Figure 2: Percentage of death cases resulting from breast cancer per 100,000. The percentage was the highest for black females (around 38%), while the lowest for white males (around 1%)

Figure 2: Percentage of death cases resulting from breast cancer per 100,000. The percentage was the highest for black females (around 38%), while the lowest for white males (around 1%)

Figure 1: Percentage of diagnosed breast cancer cases per 100,000. The percentage was the highest (around 130%) for white females, while the lowest for white males (around 2%)

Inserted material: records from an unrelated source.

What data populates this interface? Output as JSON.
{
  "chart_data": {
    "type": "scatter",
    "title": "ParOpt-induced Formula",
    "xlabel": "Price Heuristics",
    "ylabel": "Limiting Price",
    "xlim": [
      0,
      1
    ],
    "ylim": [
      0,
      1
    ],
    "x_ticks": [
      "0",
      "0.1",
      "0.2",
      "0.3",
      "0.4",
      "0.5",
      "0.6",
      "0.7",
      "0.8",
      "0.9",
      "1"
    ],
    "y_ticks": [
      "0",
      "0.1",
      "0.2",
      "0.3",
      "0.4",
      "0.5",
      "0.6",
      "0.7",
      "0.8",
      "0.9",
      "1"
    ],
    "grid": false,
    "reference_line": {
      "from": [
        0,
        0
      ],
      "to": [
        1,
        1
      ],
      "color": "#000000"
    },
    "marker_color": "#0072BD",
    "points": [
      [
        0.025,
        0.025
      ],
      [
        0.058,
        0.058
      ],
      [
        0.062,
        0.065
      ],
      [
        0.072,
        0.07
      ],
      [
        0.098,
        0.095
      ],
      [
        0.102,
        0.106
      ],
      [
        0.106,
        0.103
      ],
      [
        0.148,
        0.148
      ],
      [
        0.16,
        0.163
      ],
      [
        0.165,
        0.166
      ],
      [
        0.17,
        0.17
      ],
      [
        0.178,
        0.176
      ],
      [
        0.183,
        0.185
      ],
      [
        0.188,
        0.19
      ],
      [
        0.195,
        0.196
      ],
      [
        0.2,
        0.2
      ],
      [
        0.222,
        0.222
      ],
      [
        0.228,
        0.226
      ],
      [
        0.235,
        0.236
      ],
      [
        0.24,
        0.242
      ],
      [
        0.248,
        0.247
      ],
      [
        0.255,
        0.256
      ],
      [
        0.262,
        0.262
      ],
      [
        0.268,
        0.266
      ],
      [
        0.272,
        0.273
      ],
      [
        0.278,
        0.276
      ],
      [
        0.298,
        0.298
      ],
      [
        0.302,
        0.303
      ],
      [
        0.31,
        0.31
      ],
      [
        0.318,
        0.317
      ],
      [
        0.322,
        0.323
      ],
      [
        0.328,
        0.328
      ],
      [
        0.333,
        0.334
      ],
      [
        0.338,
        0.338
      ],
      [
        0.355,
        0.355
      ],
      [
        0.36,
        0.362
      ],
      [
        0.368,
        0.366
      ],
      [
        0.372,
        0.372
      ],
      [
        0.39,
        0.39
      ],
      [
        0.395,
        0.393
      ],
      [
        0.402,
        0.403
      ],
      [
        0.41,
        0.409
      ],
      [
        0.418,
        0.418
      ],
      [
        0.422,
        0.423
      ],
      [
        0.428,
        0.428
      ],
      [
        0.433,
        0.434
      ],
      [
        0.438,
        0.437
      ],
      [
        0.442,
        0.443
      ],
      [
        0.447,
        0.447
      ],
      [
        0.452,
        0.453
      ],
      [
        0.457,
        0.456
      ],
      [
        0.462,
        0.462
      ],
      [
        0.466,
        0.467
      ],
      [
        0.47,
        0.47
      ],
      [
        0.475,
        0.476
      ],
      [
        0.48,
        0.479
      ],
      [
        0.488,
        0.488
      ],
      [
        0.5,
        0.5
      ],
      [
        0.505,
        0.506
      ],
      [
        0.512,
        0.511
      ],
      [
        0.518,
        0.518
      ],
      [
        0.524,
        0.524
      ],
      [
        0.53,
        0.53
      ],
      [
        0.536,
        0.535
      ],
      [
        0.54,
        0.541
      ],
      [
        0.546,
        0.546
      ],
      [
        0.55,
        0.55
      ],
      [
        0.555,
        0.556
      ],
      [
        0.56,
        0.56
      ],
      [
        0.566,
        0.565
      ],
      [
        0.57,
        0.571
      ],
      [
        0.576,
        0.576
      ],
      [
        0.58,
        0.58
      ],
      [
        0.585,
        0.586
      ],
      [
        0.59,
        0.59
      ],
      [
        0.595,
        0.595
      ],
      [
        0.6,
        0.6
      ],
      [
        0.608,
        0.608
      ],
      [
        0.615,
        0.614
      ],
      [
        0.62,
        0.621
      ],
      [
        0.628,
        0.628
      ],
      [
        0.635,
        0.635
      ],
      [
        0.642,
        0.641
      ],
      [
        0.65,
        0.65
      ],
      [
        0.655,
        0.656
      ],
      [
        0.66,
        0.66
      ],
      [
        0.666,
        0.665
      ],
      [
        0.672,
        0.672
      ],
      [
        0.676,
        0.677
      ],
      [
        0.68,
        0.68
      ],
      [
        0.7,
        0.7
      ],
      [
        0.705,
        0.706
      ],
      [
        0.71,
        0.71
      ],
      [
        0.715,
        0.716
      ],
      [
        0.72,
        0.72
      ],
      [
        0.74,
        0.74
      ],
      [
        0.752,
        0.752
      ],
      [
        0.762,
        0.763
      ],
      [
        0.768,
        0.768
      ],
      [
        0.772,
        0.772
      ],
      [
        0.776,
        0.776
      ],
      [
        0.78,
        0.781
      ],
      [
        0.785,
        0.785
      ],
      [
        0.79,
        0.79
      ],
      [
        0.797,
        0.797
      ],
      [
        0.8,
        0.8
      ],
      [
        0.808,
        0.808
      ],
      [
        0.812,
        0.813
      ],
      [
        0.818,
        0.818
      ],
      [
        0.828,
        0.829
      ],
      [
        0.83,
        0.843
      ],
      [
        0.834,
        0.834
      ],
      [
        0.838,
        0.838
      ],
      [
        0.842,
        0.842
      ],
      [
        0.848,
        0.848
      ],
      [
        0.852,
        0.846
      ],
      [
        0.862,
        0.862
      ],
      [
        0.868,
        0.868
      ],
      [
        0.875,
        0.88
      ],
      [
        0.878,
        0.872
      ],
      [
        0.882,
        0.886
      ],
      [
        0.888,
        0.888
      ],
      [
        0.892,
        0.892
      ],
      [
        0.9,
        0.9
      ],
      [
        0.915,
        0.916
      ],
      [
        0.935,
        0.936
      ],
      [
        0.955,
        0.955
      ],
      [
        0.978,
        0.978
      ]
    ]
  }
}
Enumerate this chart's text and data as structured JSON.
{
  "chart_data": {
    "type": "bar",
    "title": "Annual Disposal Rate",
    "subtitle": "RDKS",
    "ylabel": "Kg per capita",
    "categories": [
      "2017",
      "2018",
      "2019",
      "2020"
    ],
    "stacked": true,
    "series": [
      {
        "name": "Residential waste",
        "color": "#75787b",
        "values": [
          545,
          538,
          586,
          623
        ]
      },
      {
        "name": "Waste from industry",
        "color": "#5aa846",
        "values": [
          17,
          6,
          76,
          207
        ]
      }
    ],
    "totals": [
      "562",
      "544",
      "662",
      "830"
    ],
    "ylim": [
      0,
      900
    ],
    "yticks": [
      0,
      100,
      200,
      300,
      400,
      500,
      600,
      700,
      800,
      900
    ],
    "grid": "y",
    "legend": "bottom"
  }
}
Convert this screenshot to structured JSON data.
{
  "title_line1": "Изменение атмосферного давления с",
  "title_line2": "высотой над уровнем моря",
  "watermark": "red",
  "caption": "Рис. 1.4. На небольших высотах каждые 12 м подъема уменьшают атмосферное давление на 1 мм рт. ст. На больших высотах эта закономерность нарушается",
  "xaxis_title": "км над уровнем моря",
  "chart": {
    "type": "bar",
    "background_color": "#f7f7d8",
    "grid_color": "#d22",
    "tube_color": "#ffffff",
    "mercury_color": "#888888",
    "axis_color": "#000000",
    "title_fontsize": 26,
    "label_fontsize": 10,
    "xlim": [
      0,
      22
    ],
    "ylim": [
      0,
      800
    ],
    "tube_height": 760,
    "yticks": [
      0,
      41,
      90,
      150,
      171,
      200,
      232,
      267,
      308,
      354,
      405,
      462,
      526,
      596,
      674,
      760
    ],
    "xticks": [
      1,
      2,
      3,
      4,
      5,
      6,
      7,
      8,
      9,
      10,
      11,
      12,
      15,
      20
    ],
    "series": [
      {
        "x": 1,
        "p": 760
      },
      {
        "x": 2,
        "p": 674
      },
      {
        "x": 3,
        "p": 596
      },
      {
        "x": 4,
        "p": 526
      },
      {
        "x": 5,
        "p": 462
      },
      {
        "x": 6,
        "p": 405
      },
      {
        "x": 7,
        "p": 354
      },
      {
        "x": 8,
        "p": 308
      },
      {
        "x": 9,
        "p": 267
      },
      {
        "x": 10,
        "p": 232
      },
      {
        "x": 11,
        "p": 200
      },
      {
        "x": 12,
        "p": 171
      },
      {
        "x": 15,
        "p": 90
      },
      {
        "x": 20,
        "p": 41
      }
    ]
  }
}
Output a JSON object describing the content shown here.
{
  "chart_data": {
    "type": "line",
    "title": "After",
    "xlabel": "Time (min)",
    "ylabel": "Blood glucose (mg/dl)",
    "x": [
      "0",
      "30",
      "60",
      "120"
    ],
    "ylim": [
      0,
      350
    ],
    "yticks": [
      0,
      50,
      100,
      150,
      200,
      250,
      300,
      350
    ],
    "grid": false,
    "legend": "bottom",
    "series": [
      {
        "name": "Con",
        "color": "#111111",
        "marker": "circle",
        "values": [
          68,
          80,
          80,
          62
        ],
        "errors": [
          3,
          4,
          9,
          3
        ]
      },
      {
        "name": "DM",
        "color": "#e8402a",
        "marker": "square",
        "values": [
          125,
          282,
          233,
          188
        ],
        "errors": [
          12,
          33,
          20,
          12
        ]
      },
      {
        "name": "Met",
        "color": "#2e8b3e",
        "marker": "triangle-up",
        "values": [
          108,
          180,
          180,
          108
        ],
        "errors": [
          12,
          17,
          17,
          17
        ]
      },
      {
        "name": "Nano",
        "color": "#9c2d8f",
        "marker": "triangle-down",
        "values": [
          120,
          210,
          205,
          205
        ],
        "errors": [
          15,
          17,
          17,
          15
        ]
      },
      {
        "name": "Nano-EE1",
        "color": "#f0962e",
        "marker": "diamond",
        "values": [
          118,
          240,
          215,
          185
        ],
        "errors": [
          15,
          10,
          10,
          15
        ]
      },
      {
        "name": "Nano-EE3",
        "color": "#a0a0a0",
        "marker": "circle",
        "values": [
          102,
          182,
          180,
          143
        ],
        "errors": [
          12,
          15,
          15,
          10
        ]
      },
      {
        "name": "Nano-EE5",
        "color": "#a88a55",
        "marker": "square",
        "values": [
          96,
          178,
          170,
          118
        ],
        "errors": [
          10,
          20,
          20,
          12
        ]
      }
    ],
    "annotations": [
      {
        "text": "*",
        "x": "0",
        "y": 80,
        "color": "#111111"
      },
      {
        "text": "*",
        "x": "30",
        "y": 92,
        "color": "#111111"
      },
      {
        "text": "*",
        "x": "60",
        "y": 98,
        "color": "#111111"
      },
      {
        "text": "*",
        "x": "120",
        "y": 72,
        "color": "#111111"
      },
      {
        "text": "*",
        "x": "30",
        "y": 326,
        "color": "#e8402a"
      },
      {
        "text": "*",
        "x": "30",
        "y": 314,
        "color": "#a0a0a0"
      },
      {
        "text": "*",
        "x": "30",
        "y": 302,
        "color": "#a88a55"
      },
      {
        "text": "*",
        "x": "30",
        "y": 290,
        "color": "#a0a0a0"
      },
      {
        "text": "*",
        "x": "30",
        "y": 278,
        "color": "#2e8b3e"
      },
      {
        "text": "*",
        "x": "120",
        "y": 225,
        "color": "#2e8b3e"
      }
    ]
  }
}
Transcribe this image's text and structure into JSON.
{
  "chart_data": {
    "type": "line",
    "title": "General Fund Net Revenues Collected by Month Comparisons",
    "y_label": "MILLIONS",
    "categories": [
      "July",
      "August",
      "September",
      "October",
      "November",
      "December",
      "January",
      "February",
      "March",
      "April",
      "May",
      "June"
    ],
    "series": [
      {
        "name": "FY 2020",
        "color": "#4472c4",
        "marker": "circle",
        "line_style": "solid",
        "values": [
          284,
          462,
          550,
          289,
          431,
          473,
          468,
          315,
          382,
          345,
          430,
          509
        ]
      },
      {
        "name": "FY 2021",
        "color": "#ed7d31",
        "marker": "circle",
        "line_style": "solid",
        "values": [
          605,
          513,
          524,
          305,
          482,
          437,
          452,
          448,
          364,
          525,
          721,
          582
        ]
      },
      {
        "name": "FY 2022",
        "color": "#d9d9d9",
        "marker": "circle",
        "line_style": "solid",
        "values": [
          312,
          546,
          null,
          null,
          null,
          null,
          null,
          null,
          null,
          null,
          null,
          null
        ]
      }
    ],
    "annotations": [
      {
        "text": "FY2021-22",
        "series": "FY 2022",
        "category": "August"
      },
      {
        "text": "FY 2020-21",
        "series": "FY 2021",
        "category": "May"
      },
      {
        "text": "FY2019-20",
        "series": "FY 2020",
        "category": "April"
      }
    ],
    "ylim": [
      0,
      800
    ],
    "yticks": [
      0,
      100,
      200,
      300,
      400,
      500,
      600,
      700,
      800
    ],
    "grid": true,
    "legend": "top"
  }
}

Figure 3 is of prime importance as it reflects the change in death percentage year after year from 1975 to 2012.  The lowest panel of the time series plot shows that there has been a steady decline in the death percentage from 19% to 12%, from 1990 onwards. The reason for this marked decrease is likely to be attributed to the introduction and advancement of Big Data in hospitals and cancer diagnosis.

With Big Data, there is a promising opportunity to influence a significant decrease in the death rates due to cancer or any such hazardous disease. With data analytics, doctors would be able to see what therapies worked best with most patients in similar circumstances, for example, or they’d be able to evaluate their own outcomes with, say, breast cancer treatment against those of other specialists across the nation and correct any deficiencies quickly.

They would also be able to track in real-time what lots of patients are experiencing during their treatment, and later on in their cure. Not only this, the data could also shine a spotlight on cost-effective therapies and, conversely, on wasteful health care spending. It can help match more patients with suitable clinical trials, thus speeding up the development and approval of new medicines.